There was one final ironic touch to the week that saw the UK complete its deal with the EU and finally move away from the possibility of dealing with the Union on “Australian terms”. The Prime Minister seems to have coined this description as an alternative to “no deal” and has repeatedly said that it would be a good outcome as Australia, which has no deal with the EU, seems to be managing perfectly well. However, the European Commission has just reported that the ninth negotiating round has been completed with Australia which has been trying since 2018 to get away from dealing with the EU on World Trade Organization (WTO) terms and move to a proper trade agreement.

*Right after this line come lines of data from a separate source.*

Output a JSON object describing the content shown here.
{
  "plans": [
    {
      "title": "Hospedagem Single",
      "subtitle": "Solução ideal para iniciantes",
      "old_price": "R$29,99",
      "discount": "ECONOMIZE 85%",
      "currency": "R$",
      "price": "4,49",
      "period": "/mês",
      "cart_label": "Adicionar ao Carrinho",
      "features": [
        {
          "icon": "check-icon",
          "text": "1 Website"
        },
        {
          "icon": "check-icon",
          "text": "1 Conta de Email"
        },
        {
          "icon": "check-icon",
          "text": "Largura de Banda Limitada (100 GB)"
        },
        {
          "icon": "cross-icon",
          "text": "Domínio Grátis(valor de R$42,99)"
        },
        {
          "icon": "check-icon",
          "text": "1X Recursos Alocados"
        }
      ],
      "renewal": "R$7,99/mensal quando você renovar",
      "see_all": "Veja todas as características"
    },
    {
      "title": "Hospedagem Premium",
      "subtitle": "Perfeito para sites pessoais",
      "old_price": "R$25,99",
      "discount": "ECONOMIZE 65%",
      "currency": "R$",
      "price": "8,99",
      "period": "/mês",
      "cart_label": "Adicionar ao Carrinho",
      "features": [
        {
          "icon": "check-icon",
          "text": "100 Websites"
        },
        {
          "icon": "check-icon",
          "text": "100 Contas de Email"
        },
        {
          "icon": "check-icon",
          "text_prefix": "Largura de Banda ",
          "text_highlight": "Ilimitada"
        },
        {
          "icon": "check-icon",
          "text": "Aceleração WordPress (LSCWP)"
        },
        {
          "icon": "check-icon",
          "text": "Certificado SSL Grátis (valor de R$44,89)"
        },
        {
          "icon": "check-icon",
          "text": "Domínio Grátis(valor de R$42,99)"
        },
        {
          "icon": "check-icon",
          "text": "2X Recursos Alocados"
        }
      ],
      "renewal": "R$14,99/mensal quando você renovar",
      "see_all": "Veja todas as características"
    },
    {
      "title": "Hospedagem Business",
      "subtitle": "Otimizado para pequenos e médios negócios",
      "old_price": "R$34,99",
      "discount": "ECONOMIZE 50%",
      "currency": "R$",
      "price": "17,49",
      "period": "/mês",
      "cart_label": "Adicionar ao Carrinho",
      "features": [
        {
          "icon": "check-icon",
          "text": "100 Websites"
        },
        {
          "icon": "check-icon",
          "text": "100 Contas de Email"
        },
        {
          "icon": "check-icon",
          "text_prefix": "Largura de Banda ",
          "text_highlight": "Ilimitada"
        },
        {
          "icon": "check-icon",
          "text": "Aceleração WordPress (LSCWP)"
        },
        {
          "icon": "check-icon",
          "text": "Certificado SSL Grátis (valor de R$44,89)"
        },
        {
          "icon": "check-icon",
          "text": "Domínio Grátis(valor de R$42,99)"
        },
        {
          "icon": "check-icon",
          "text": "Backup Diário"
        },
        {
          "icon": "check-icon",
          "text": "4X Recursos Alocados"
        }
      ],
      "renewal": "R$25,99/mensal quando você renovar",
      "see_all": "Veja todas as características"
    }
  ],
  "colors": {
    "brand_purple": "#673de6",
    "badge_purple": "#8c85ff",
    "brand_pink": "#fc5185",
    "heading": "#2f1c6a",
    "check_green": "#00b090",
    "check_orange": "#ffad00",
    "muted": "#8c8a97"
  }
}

One word sums up the reactions of the UK business community to the completion of negotiations with the EU: relief. As British Chambers of Commerce (BCC) Director General Adam Marshall said: “After four long years of uncertainty and upheaval, and just days before the end of transition, businesses will be able to muster little more than a muted and weary cheer.” His suggestion that businesses would welcome a “phasing-in” period to give them more time to adapt to the new paperwork and restrictions that will apply from 1 January 2021 was echoed by a number of other trade bodies including the CBI, Make UK and the Institute of Directors (IoD).
So Brexit is done, but, with problems, discussions, deals and possible transition periods ahead, this series of articles will continue to take a monthly look at what is happening in the ongoing saga of the UK’s relationship with its largest trading partner.